Threshold Moments and the Call from Within
At certain points in life, we sense something no longer quite fits. These moments are not necessarily times of failure or collapse. In fact, on the surface, very little has changed. We are still showing up, still caring, still doing what seems right. And yet, something in us knows that the way we are meeting life no longer fits.
These moments are threshold moments, places of transition in the ongoing process of becoming human.
We begin to notice a deeper kind of strain. Conversations don’t simply repeat; we feel trapped inside them. We try to be clear, honest, and responsive, yet no amount of explanation brings resolution. We take what appears to be a correct action, and still nothing truly shifts, either within or without. Over time, this creates exhaustion, not because we are unwilling to engage life, but because the familiar ways of engagement no longer open anything new.
This experience feels like a mismatch, it seems life and myself are no longer meeting each other in the same way.
Sometimes this mismatch is clear and practical. If I am fifty pounds overweight and willing to be honest, I largely know what is being asked. The facts of the matter call for alignment, discipline, and change. These thresholds are difficult, but familiar. They ask for correction and perseverance.

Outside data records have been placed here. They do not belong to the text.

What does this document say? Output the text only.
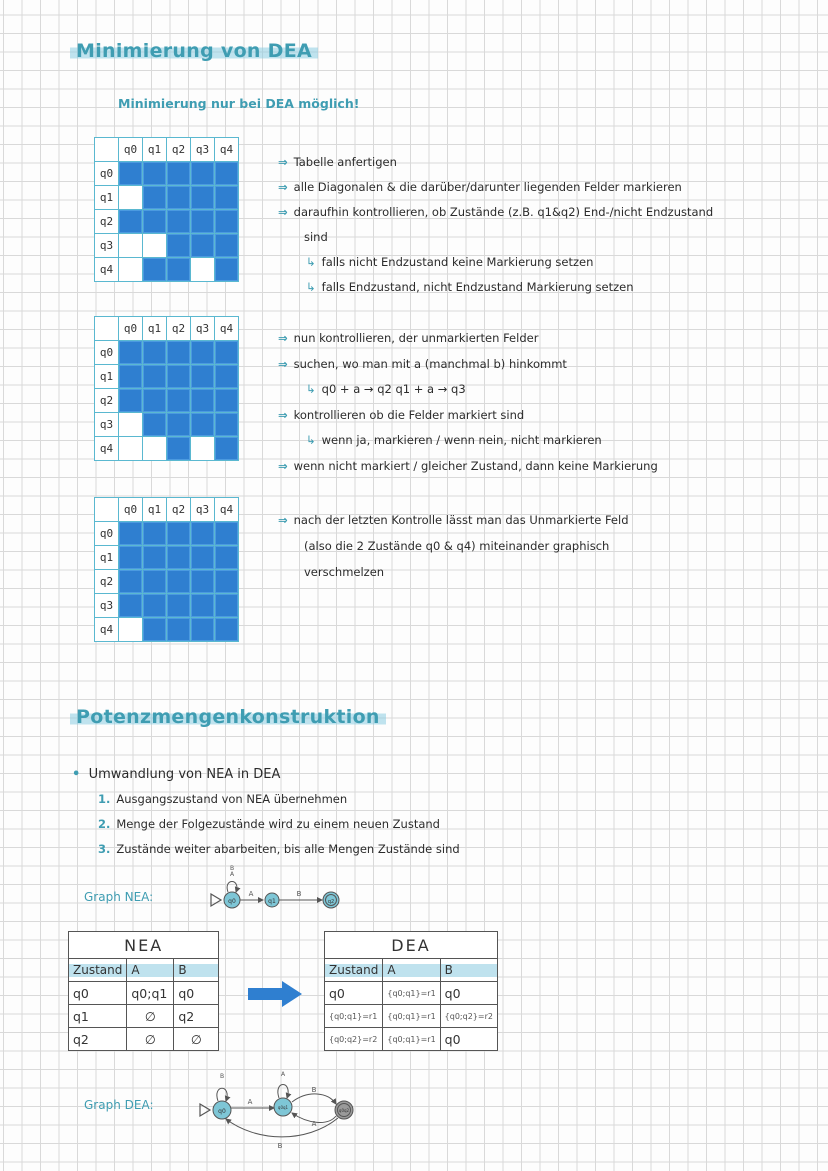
Minimierung von DEA
Minimierung nur bei DEA möglich!
	q0	q1	q2	q3	q4
q0					
q1					
q2					
q3					
q4					
⇒ Tabelle anfertigen
⇒ alle Diagonalen & die darüber/darunter liegenden Felder markieren
⇒ daraufhin kontrollieren, ob Zustände (z.B. q1&q2) End-/nicht Endzustand
sind
↳ falls nicht Endzustand keine Markierung setzen
↳ falls Endzustand, nicht Endzustand Markierung setzen
	q0	q1	q2	q3	q4
q0					
q1					
q2					
q3					
q4					
⇒ nun kontrollieren, der unmarkierten Felder
⇒ suchen, wo man mit a (manchmal b) hinkommt
↳ q0 + a → q2 q1 + a → q3
⇒ kontrollieren ob die Felder markiert sind
↳ wenn ja, markieren / wenn nein, nicht markieren
⇒ wenn nicht markiert / gleicher Zustand, dann keine Markierung
	q0	q1	q2	q3	q4
q0					
q1					
q2					
q3					
q4					
⇒ nach der letzten Kontrolle lässt man das Unmarkierte Feld
(also die 2 Zustände q0 & q4) miteinander graphisch
verschmelzen
Potenzmengenkonstruktion
• Umwandlung von NEA in DEA
1. Ausgangszustand von NEA übernehmen
2. Menge der Folgezustände wird zu einem neuen Zustand
3. Zustände weiter abarbeiten, bis alle Mengen Zustände sind
Graph NEA:	q0
B
A
A
q1
B
q2
NEA		
Zustand	A	B
q0	q0;q1	q0
q1	∅	q2
q2	∅	∅
DEA		
Zustand	A	B
q0	{q0;q1}=r1	q0
{q0;q1}=r1	{q0;q1}=r1	{q0;q2}=r2
{q0;q2}=r2	{q0;q1}=r1	q0
Graph DEA:	q0
B
A
q0q1
A
B
A
q0q2
B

But there are other moments, and these are of an entirely different magnitude, when the discomfort does not arise from any obvious external misalignment. Nothing specific is “wrong.” Instead, the disturbance seems to come from within. Life itself, and by that I mean whatever you call the internal animating Force, begins to press from the inside, calling and beckoning without offering clear language, direction, or strategy.
This is what I am calling the within threshold.
At this threshold, the invitation is no longer about improving myself or fixing a problem. It is not about refining the ego, which is understood here as the habituated, mechanical patterns of thinking, reacting, and interpreting that have been relied on to make sense of life. These patterns are identifications, which are not clearly seen because, quite simply, they seem like me.
Encountering the within threshold is asking us to release these familiar ways of orienting to life, not because they are bad or wrong, but because they are no longer sufficient.
This different kind of response feels like darkness. Like being addressed by someone speaking a foreign language, a language we can hear, but cannot understand, make sense of, or respond to. In some ways it is obvious we are being spoken to, yet we do not yet have any grammar for replying. If we try to reply the familiar frameworks will fail. The words of our language no longer work in light of what is happening.
This is where a different kind of orientation becomes necessary, one we eventually come to call practice.
Not practice as technique or self-improvement, but practice as an inner posture: listening, observation, and staying with what is present. Practice as not immediately trying to resolve or explain anything. These various practice postures teach me, slowly, the difference between self improvement on the one hand and transformation from within. These are not merely two ideas; they are two distinct modes of living.
This is what I meant earlier when mentioning the process of becoming human.
It seems to be human is not merely a biological fact. It is a way of inhabiting life that is no longer dominated by unconscious habit and automatic response. A true human meets each moment freshly. In fact, it would feel almost repulsive to rely on something old and dead to meet a moment that is alive, present, and new. Johannes Metz names the magnitude of this shift poverty of spirit, a dispossession that makes room for something radically other.
So the question becomes: are we allowing this dispossession to happen in us?
If I answer honestly, I would say yes, though the changes are often subtle and daily, making them hard to detect in the moment. Over time, however, the difference becomes unmistakable. When I look back even five years, I am scarcely the same person.
One of the clearest signs has to do with effort. Ego effort now leaves a bad taste in my mouth. It feels like a push, a tightening, a subtle violence against myself. In contrast, what I can only call a new heart feels like alignment, less force, more allowing.
The experience of this new heart is surprisingly gentle, like a warm softness landing on everything, the way sunlight rests on a flower without trying to change it. From this place, love for the world and for others arises more naturally, without strain or performance.
Receiving a new heart is not easy. It requires remaining at the within threshold long enough for a new language to be learned. But it is worth it. It is, quite literally, life-saving.